Fisheye Magazine : Pourquoi es-tu devenu photographe ? Est-ce la raison pour laquelle tu as quitté la Tunisie ?
Kamel Moussa : J’ai grandi et je suis né dans le sud est Tunisien. A l’âge de 20 ans, je suis parti pour l’Europe. J’ai vécu six ans à Paris. Et depuis huit ans, je suis à Bruxelles. En Tunisie, la photographie était pour moi le moyen de m’exprimer dans le cadre d’une dictature où j’ai grandi pendant vingt ans. Plus jeune, je pensais que la photo était un moyen d’expression pas forcémentcompréhensible pour tout le monde. Donc je pouvais me cacher derrière ce médium, au lieu de m’exprimer, de critiquer ouvertement le système politique et la société de mon pays à l’époque. C’est-à-dire que même en famille, nous ne pouvions pas évoquer certains sujets très sensibles. Il fallait rentrer dans le moule, suivre le mouvement et faire, penser comme tout le monde. La photographie me permettait de m’éloigner de tout ça, de m’évader. C’était mon petit secret. Je faisais des photos de tout ! Quand je suis parti en Europe, je n’avais pas l’ambition de devenir photographe à plein temps. Arrivé à Paris, il fallait que je poursuivre mes études mais ce n’était pas évident… J’ai mis les études de côté, j’ai enchaîné les petits boulots. À 27 ans, je me suis installé à Bruxelles. Quand ma situation est devenue plus stable, j’ai pris des cours du soir à Agnès Varda – en photo. Et ça m’a plu. Par la suite je me suis inscrit à l’ESA Le 75, parce que j’avais vraiment envie de m’ancrer dans une démarche documentaire.

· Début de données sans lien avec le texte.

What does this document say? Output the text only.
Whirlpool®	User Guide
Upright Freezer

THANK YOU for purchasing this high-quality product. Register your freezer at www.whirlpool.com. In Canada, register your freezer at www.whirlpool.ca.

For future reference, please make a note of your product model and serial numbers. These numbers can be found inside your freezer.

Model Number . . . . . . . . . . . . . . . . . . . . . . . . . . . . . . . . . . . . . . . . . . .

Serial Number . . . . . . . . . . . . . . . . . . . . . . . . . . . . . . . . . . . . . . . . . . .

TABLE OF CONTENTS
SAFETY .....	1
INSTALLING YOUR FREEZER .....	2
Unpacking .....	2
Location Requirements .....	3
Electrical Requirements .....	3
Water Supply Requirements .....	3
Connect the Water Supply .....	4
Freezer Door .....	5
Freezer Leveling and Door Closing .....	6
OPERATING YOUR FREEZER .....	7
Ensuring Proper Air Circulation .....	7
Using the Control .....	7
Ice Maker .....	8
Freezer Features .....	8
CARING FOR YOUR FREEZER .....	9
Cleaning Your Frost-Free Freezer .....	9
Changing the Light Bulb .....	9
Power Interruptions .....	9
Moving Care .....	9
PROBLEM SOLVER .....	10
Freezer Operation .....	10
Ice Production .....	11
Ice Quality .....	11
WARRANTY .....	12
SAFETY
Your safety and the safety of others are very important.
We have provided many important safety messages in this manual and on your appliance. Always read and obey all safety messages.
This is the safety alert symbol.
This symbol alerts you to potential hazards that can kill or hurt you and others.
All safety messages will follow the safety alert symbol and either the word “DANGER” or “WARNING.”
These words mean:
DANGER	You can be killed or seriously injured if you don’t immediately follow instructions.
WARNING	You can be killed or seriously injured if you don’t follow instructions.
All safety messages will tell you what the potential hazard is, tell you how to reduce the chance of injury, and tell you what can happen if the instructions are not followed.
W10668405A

Peux-tu nous présenter ton projet « Équilibre instable » ?
C’est un projet que j’ai commencé en 2012 et qui est parti d’un ressenti sur les bouleversements qui secouaient mon pays : un sentiment de familiarité mais aussi d’étrange. J’y retourne deux fois par an et à l’époque, j’observai avec un certain recul les nombreux changements qui s’opéraient. Notamment du côté des jeunes Tunisiens. Ce sont eux qui ont fait la révolution, qui ont manifesté, qui ont fait circuler des vidéos sur les réseaux sociaux… [ndlr : le 17 décembre 2010, la ville tunisienne de Sidi Bouzid est le théâtre d’affrontements violents entre la police et la population ; c’est le début du Printemps arabe]. Or j’ai le sentiment qu’ils sont les perdants de cette révolution, et j’ai donc voulu m’intéresser à eux.
Quelle est la situation de ces jeunes en Tunisie ?
Je crois qu’ils subissent cette Histoire qui les dépasse, qui est plus grande qu’eux. Il y a eu un effet boule de neige incontrôlable : la délocalisation des usines, la forte baisse du tourisme, les attentats… La Tunisie, c’est comme la Belgique, c’est un pays pacifiste qui n’a pas l’habitude de ce genre de crises. Les jeunes ont rêvé d’une révolution, ont été très utopistes et aujourd’hui, ils sont blessés dans leur chair en découvrant l’envers du décor. Une révolution, ça peut prendre un siècle ou deux avant de conduire à ce qu’on attend d’elle. Et les jeunes ont du mal à comprendre ça, parce qu’ils n’ont pas 200 ans devant eux ! Ils veulent tout, tout de suite. Ils n’arrivent pas à attendre. Certains quittent le pays pour l’Europe, certains baissent les bras et d’autres font de la contrebande en Libye. C’est le système de la débrouille.
Qu’est-ce que tu as essayé de capturer en eux ?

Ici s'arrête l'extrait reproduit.